Como si fuera poco, ahora resulta que hay más trabajadores afectados. No solo por la empresa que con esa muerte se puso en el ojo del huracán, sino por otras tantas que, al mejor estilo del Estado (que adeuda al IGSS más de 30 millones de quetzales), han descontado la cuota del seguro social a sus trabajadores, pero nunca han trasladado el dinero a la institución. Es decir, se trata del expolio de los más pobres entre los pobres.
¡Ajá! Pero resulta que argüir acerca de ello es comunismo para algunos de esos de pelo engomado que no pasan de ser cajas de resonancia de sus patrones, quienes, a la vez, son esclavos de sus propios ídolos (poder, placer y tener a costa de todo y de todos) y olvidan que el mal nunca paga bien. Uno de esos felones me quiso asustar hace algunos años ante mi protesta en un caso similar. Me recordó que «a los de arriba no hay que molestarlos, ni al papá Estado ni a los buenos empresarios, que tanto empleo generan». Yo le respondí con una cita del obispo Pedro Casaldáliga: «Delante de la sangre incontestable de un mártir se caen por sí solas las leyendas»[2]. Porque eso son los infames que se autoproclaman generadores de empleo y de riqueza bajo esas inicuas condiciones: simples invenciones de bondad y de progreso que en la realidad no pasan de ser ladrones vulgares.
El mártir de hoy se llama Eugenio López, tenía 72 años y era un anciano que lo único que pedía era ser cubierto por el IGSS a fin de tener una ancianidad digna. ¡Carajo! Si semejante petición y deseo corresponde a una condición de subversión o de comunismo, entonces yo soy Napoleón Bonaparte.

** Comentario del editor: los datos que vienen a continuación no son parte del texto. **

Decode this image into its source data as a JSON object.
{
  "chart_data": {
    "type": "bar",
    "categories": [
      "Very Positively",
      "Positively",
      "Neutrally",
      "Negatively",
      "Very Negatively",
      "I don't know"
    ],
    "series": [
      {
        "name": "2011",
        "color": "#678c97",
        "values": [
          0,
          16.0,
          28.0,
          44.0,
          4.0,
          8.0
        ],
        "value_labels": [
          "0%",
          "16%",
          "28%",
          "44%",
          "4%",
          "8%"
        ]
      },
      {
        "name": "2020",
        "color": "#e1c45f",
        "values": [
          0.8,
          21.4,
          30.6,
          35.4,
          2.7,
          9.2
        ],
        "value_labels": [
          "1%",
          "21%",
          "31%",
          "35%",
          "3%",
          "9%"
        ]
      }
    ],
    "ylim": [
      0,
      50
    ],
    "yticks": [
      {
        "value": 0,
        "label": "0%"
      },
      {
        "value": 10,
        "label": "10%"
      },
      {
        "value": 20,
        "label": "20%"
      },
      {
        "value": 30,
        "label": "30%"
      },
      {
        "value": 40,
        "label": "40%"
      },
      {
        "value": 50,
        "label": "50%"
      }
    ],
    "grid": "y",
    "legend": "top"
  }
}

La palabra perversidad significa una maldad muy grande y con toda la intención de hacer daño. (No hay vuelta de hoja ni eufemismo que valga). Y esa condición, la de la oscuridad del intelecto ante hechos siniestros, se ha tornado normal en Guatemala en casi todas las categorías sociales.

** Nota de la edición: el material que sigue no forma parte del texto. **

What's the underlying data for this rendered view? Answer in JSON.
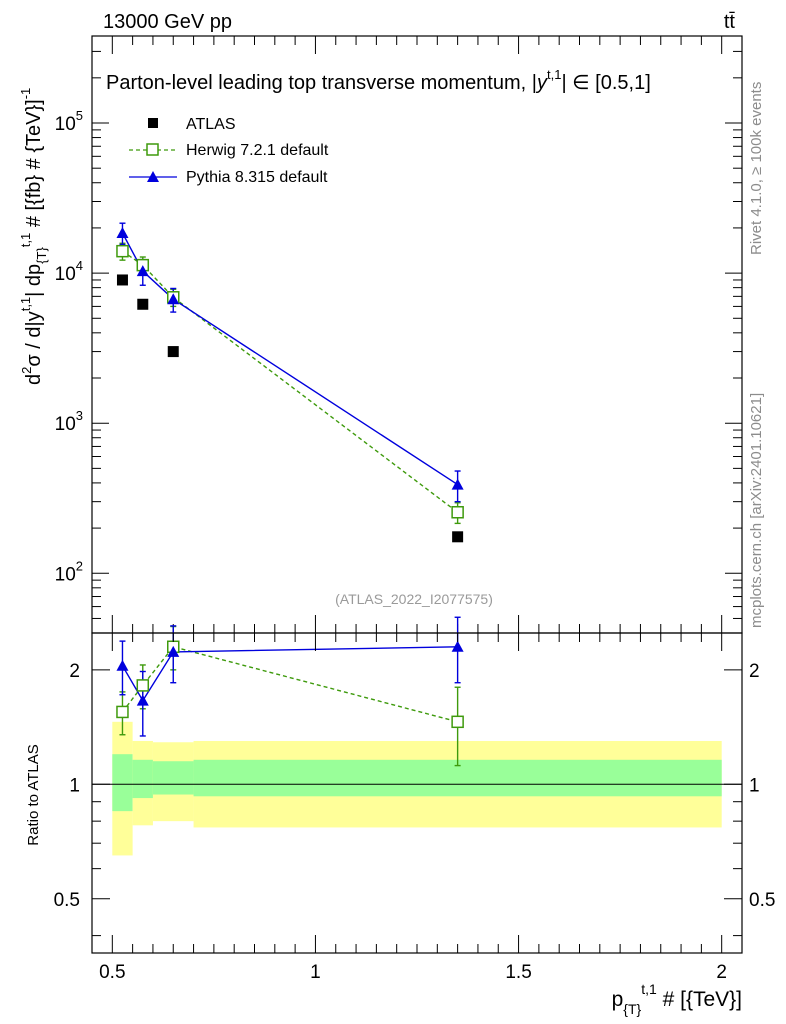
{
  "chart_data": {
    "type": "scatter",
    "header_left": "13000 GeV pp",
    "header_right": "tt̄",
    "title": "Parton-level leading top transverse momentum, |y^{t,1}| ∈ [0.5,1]",
    "title_main": "Parton-level leading top transverse momentum, |",
    "title_sym": "y",
    "title_sup": "t,1",
    "title_tail": "| ∈ [0.5,1]",
    "ylabel": "d²σ / d|y^{t,1}| dp_{T}^{t,1} # [{fb} # {TeV}]^{-1}",
    "ylabel_a": "d",
    "ylabel_b": "σ / d|y",
    "ylabel_c": "| dp",
    "ylabel_d": " # [{fb} # {TeV}]",
    "sup_2": "2",
    "sup_t1": "t,1",
    "sub_T": "{T}",
    "sup_m1": "-1",
    "xlabel": "p_{T}^{t,1} # [{TeV}]",
    "xlabel_p": "p",
    "xlabel_tail": " # [{TeV}]",
    "ratio_ylabel": "Ratio to ATLAS",
    "side_label_1": "Rivet 4.1.0, ≥ 100k events",
    "side_label_2": "mcplots.cern.ch [arXiv:2401.10621]",
    "reference": "(ATLAS_2022_I2077575)",
    "xlim": [
      0.45,
      2.05
    ],
    "ylim_main": [
      40,
      380000
    ],
    "ylim_ratio": [
      0.36,
      2.5
    ],
    "x_ticks": [
      "0.5",
      "1",
      "1.5",
      "2"
    ],
    "x_tick_values": [
      0.5,
      1,
      1.5,
      2
    ],
    "y_ticks_main": [
      {
        "base": "10",
        "exp": "2",
        "value": 100
      },
      {
        "base": "10",
        "exp": "3",
        "value": 1000
      },
      {
        "base": "10",
        "exp": "4",
        "value": 10000
      },
      {
        "base": "10",
        "exp": "5",
        "value": 100000
      }
    ],
    "y_ticks_ratio": [
      "0.5",
      "1",
      "2"
    ],
    "y_tick_values_ratio": [
      0.5,
      1,
      2
    ],
    "legend_position": "top-left",
    "series": [
      {
        "name": "ATLAS",
        "x": [
          0.525,
          0.575,
          0.65,
          1.35
        ],
        "y": [
          9000,
          6200,
          3000,
          175
        ],
        "marker": "filled-square",
        "color": "#000000"
      },
      {
        "name": "Herwig 7.2.1 default",
        "x": [
          0.525,
          0.575,
          0.65,
          1.35
        ],
        "y": [
          14000,
          11300,
          6900,
          255
        ],
        "yerr": [
          1800,
          1500,
          900,
          40
        ],
        "marker": "open-square",
        "line": "dashed",
        "color": "#3e9a0c"
      },
      {
        "name": "Pythia 8.315 default",
        "x": [
          0.525,
          0.575,
          0.65,
          1.35
        ],
        "y": [
          18500,
          10300,
          6700,
          390
        ],
        "yerr": [
          3000,
          2000,
          1200,
          90
        ],
        "marker": "filled-triangle",
        "line": "solid",
        "color": "#0000dd"
      }
    ],
    "ratio_series": [
      {
        "name": "Herwig 7.2.1 default",
        "x": [
          0.525,
          0.575,
          0.65,
          1.35
        ],
        "y": [
          1.55,
          1.82,
          2.3,
          1.46
        ],
        "yerr": [
          0.2,
          0.24,
          0.3,
          0.34
        ]
      },
      {
        "name": "Pythia 8.315 default",
        "x": [
          0.525,
          0.575,
          0.65,
          1.35
        ],
        "y": [
          2.05,
          1.66,
          2.23,
          2.3
        ],
        "yerr": [
          0.33,
          0.32,
          0.38,
          0.45
        ]
      }
    ],
    "bands": {
      "edges": [
        0.5,
        0.55,
        0.6,
        0.7,
        2.0
      ],
      "inner_low": [
        0.85,
        0.92,
        0.94,
        0.93
      ],
      "inner_high": [
        1.2,
        1.16,
        1.15,
        1.16
      ],
      "outer_low": [
        0.65,
        0.78,
        0.8,
        0.77
      ],
      "outer_high": [
        1.46,
        1.3,
        1.29,
        1.3
      ],
      "inner_color": "#99ff99",
      "outer_color": "#ffff99"
    }
  }
}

A quienes profesamos una fe nos queda la esperanza que vendrá no como un regalo de la nada, sino desde cierta condición del espíritu, desde un soporte racional o un fundamento de creencias que permita asumir como posible lo que se aspira. Empero, para alcanzar los anhelos es preciso luchar por ellos. Una forma de hacerlo es denunciar las injusticias.
No por casualidad los símbolos de la esperanza son una estrella, un peregrinaje y un niño que, pese a que terminó en una cruz, nos proveyó la revelación del bien eterno. No lo digo yo. Lo explicitan muchos tratadistas. Así que a luchar por ese anhelo de un mundo más justo e inclusivo. Téngalo por seguro, estimado lector: no se trata ni de subversión ni de comunismo ni de terrorismo.
***
[1] West, Morris (1997). Desde la cumbre. La visión de un cristiano del siglo XX. Javier Vergara: Buenos Aires.
[2] Casaldáliga, Pedro (2000). «Prólogo». Dossier Cidal 10. Managua.